La vidéo du correspondant de la chaîne France 24, apparemment en bonne santé, a été envoyée par les Forces armées révolutionnaires de Colombie (FARC) à la chaîne latino-américaine Telesur qui l’a diffusée sur son antenne.

Le journaliste, capturé le 28 avril par la rébellion marxiste lors d’un reportage sur une opération antidrogue de l’armée dans le département de Caqueta, apparaît torse nu et souriant, un bandage au bras droit, dans un camp de la guérilla installé dans la forêt.

«Je suis civil, journaliste international français», déclare Roméo Langlois, en réponse à une femme qui l’interroge. «C’est curieux, d’habitude, c’est moi qui pose les questions», plaisante-t-il.

Enlevé lors de l’attaque de la brigade militaire qu’il accompagnait, Roméo Langlois, âgé de 35 ans, a été blessé par un tir mais la guérilla avait assuré que ce dernier avait reçu des soins et que sa santé n’était pas en danger.

«On sait à quoi on s’expose quand on fait ce type d’activités. En vérité, je ne pensais pas que cela allait devenir si terrible», ajoute le reporter, qui rappelle avoir aussi fait «beaucoup de reportage avec la guérilla».

Un rebelle, présenté comme Colacho Mendoza, un chef du «front 15» des FARC, l’unité ayant capturé Roméo  Langlois, raconte dans la vidéo que l’armée était venue détruire un laboratoire de drogue.

«Vous pourrez le vérifier avec le prisonnier lui-même quand vous lui parlerez», indique-t-il, ajoutant que «ce n’est un secret pour personne que dans la région, le paysan n’a pas d’autre choix que de vivre de la coca».

Le guérillero souligne aussi, dans une version plus longue de la vidéo diffusée par Telesur, que le journaliste s’est rendu «pour sauver sa vie» lors de l’attaque, expliquant que la balle avait traversé son coude et qu’il avait «perdu sa capacité de mouvement».

La vidéo a été diffusée au lendemain de l’annonce par les FARC de leur intention de remettre mercredi le journaliste à une délégation du Comité international de la Croix-Rouge (CICR).

A la demande des FARC, la délégation inclura l’ex-sénatrice Piedad Cordoba, directrice de l’ONG «Colombiens pour la paix» et un émissaire du président français François Hollande.

Ce dernier, attendu lundi en Colombie, devait avoir une réunion avec le CICR et Piedad Cordoba, «afin de voir ensemble les derniers détails», a précisé l’ambassadeur de France à Bogota, Pierre-Jean-Vandoorne.

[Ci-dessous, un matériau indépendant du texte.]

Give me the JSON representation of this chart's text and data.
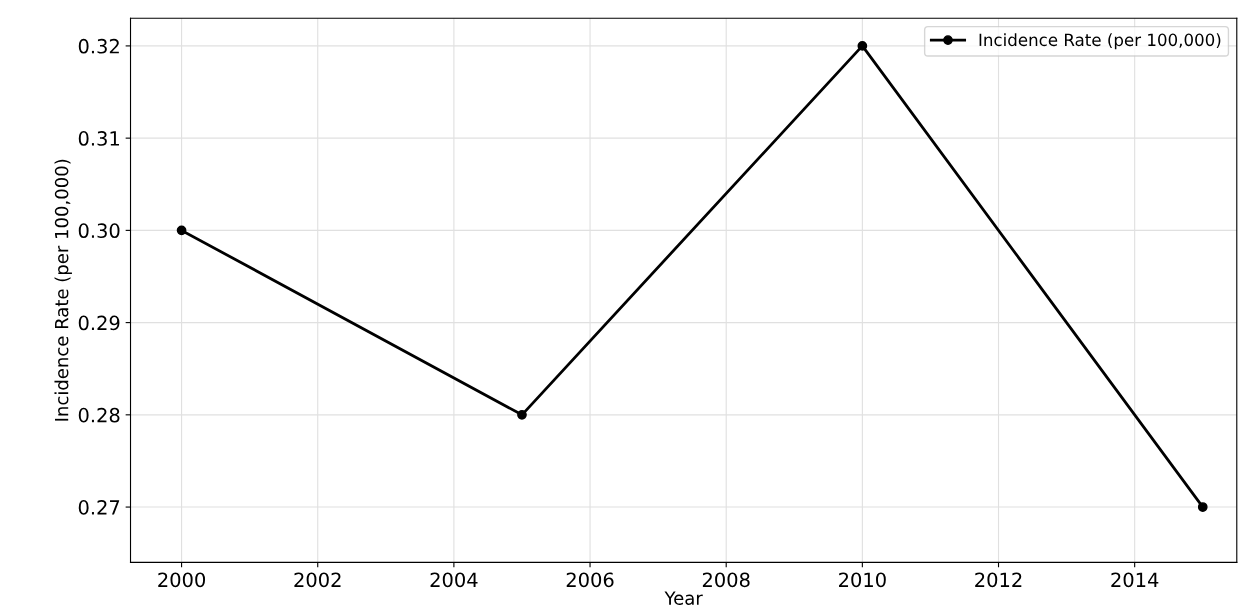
{
  "chart_data": {
    "type": "line",
    "xlabel": "Year",
    "ylabel": "Incidence Rate (per 100,000)",
    "x": [
      2000,
      2005,
      2010,
      2015
    ],
    "series": [
      {
        "name": "Incidence Rate (per 100,000)",
        "color": "#000000",
        "values": [
          0.3,
          0.28,
          0.32,
          0.27
        ]
      }
    ],
    "xlim": [
      1999.25,
      2015.5
    ],
    "xticks": [
      2000,
      2002,
      2004,
      2006,
      2008,
      2010,
      2012,
      2014
    ],
    "ylim": [
      0.264,
      0.323
    ],
    "yticks": [
      {
        "value": 0.27,
        "label": "0.27"
      },
      {
        "value": 0.28,
        "label": "0.28"
      },
      {
        "value": 0.29,
        "label": "0.29"
      },
      {
        "value": 0.3,
        "label": "0.30"
      },
      {
        "value": 0.31,
        "label": "0.31"
      },
      {
        "value": 0.32,
        "label": "0.32"
      }
    ],
    "grid": true,
    "legend": "top right",
    "marker": "circle",
    "line_style": "solid"
  }
}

Celui-ci s’est en outre montré rassurant sur l’état de santé du journaliste. «Sa blessure a été bien soignée et nous n’avons pas d’inquiétudes particulières», a-t-il dit.

Le diplomate a aussi laissé entendre que le journaliste français serait transféré à Bogota puis en France pour y retrouver sa famille: «Son plus cher désir, une fois qu’il aura embrassé ses amis à Bogota […], c’est de retourner en France pour embrasser ses parents, qui l’attendent.»

Le porte-parole du CICR en Colombie, Jordi Raich, a précisé lundi que la libération se ferait «par voie terrestre» et non par hélicoptère comme les précédentes libérations d’otage. «C’est une zone que nous avons déjà parcourue de nombreuses fois, en voiture comme en embarcation», a-t-il expliqué à Caracol.

L’armée colombienne s’est de son côté engagée à suspendre ses opérations militaires durant 36 heures, dès mardi soir, une condition posée par les rebelles pour garantir leur sécurité.

Fondée en 1964, la principale guérilla du pays compte encore 9200 combattants, repliés dans des régions de montagne et de forêt. Elle s’est engagée en février à renoncer à la pratique des enlèvements contre rançon.